À ce systématisme, il met fin - provisoirement - en 1983, tout en gardant les mêmes titres, mais en adoptant l'arbitraire de la touche, virevoltante. Correspondance, (1991) est l'aboutissement de sa recherche sur le vide. Dorénavant, il ne pose pus que des rectangles, et bientôt des carrés gris, olive, vieux pourpres, argentés, (2003, triptyque) sur la surface blanche, à l'aide d'une large brosse plate, dans une épaisseur dégressive. C'est leur rapport qui l'intéresse, comme celui qui s'établit dans des conversations selon la disposition des fauteuils où se trouvent les conversants. Tout, dès lors, n'est plus que question de nombre (de 1 à 4 touches), sous ce titre commun. Toroni*? Non parce qu'il cherche l'équilibre, l'espace, et se soucie peu de conceptualisme*. Il célèbre le vide, à l'instar du zen, Correspondance, (1994, MNAM), tétraptyque, et la sérénité, très nippone, qu'il emporte. Avec Relatum, (1968), il réalise sa première installation*, dans le même esprit que celui de sa peinture, et chacune des suivantes porter le même titre. Les pierres choisies ne sont pas travaillées, elles sont jetées sur une plaque de verre provoquant les rides des brisures; elles sont posées sur des coussins de coton, opposant le dur au mou; elles servent de soutien et de point d'orgue à eux plaques de métal, Relatum, (1977, NNG).
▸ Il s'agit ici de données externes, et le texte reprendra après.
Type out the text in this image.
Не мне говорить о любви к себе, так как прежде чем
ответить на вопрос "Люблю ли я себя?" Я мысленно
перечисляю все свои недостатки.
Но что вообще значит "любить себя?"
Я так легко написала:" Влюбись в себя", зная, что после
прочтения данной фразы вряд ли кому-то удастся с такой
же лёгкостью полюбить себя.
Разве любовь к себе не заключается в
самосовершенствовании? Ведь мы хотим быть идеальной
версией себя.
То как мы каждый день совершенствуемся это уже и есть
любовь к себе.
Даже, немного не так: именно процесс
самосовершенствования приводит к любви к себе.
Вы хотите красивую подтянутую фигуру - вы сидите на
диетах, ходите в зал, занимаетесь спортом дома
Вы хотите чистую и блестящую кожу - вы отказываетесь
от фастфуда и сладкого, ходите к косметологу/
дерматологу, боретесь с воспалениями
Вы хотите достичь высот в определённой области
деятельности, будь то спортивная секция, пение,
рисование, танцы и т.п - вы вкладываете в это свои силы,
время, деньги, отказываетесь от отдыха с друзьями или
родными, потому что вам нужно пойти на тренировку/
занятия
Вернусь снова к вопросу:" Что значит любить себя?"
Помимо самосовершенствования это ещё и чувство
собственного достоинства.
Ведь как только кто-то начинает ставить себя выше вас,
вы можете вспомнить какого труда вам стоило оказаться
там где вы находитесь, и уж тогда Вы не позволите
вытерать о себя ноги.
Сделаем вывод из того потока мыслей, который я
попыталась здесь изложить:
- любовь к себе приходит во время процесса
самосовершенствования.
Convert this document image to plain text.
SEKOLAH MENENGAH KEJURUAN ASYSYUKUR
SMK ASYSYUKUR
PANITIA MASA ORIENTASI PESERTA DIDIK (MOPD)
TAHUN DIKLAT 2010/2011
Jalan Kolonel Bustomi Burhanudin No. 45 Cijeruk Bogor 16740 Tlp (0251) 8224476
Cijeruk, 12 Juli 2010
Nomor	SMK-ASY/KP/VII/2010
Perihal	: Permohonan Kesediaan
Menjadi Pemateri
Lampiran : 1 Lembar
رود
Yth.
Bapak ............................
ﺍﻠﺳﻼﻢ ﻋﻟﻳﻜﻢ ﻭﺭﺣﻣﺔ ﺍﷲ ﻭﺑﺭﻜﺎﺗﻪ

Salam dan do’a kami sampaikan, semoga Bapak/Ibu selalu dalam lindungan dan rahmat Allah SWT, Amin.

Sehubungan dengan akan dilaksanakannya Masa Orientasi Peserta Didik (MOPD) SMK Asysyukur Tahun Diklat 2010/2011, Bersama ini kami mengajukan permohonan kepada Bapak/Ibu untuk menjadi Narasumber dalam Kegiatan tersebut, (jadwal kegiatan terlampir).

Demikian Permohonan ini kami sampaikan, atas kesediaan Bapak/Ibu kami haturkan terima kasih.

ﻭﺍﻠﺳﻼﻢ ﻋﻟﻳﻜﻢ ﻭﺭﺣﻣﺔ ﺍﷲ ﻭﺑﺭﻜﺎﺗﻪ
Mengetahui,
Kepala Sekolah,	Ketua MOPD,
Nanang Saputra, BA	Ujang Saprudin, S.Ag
S'il rejette les arts occidental et oriental des cinq cents dernières années après les avoir étudiés, c' est pour retrouver l'âme des matériaux naturels, le bois, la pierre, le fer. Il est sculpteur-artiste de plein air *. Ce sont des fragments de jardin zen qu'il propose à la méditaton. Le titre Relatum, lui vient de ce que son unique objectif est de conserver l'état naturel de la pierre en contraste avec l'état changeant du fer, et obtenir ainsi par symbiose un troisième état. Dialogue, (2007), deux blocs érodés entre deux langues de métal courbées. Relatum-Silence, (2010), un écran noir, une pierre et un éclairage qui la reflète ; c'est l'Appel du Silence.
Il pose des oeuvres dans les jardins de Versailles
L'Arche et autres, (2014).

Expositions : 1967, Sato, Tokyo (P); 1971, biennale de Paris; 1972, Myong-Don, Séoul (P); 1975, Éric Fabre, Paris, (P); 1999, Durand-Dessert, Paris, (P); 2006, La Force de l'art, Grand Palais, Paris, (G); 2007, Biennale de Venise; 2009, Thaddaeus Ropac, Paris, (P) ; 2013, Rencontres d'Arles, (P).

Citation(s) : Il a dit :
- L'art occidental est un art de l'espace, qui part de la surface pour aller vers le volume, tandis que l'art en Extrême-Orient est un art du temps qui part du point pour s'étirer en ligne. (1973).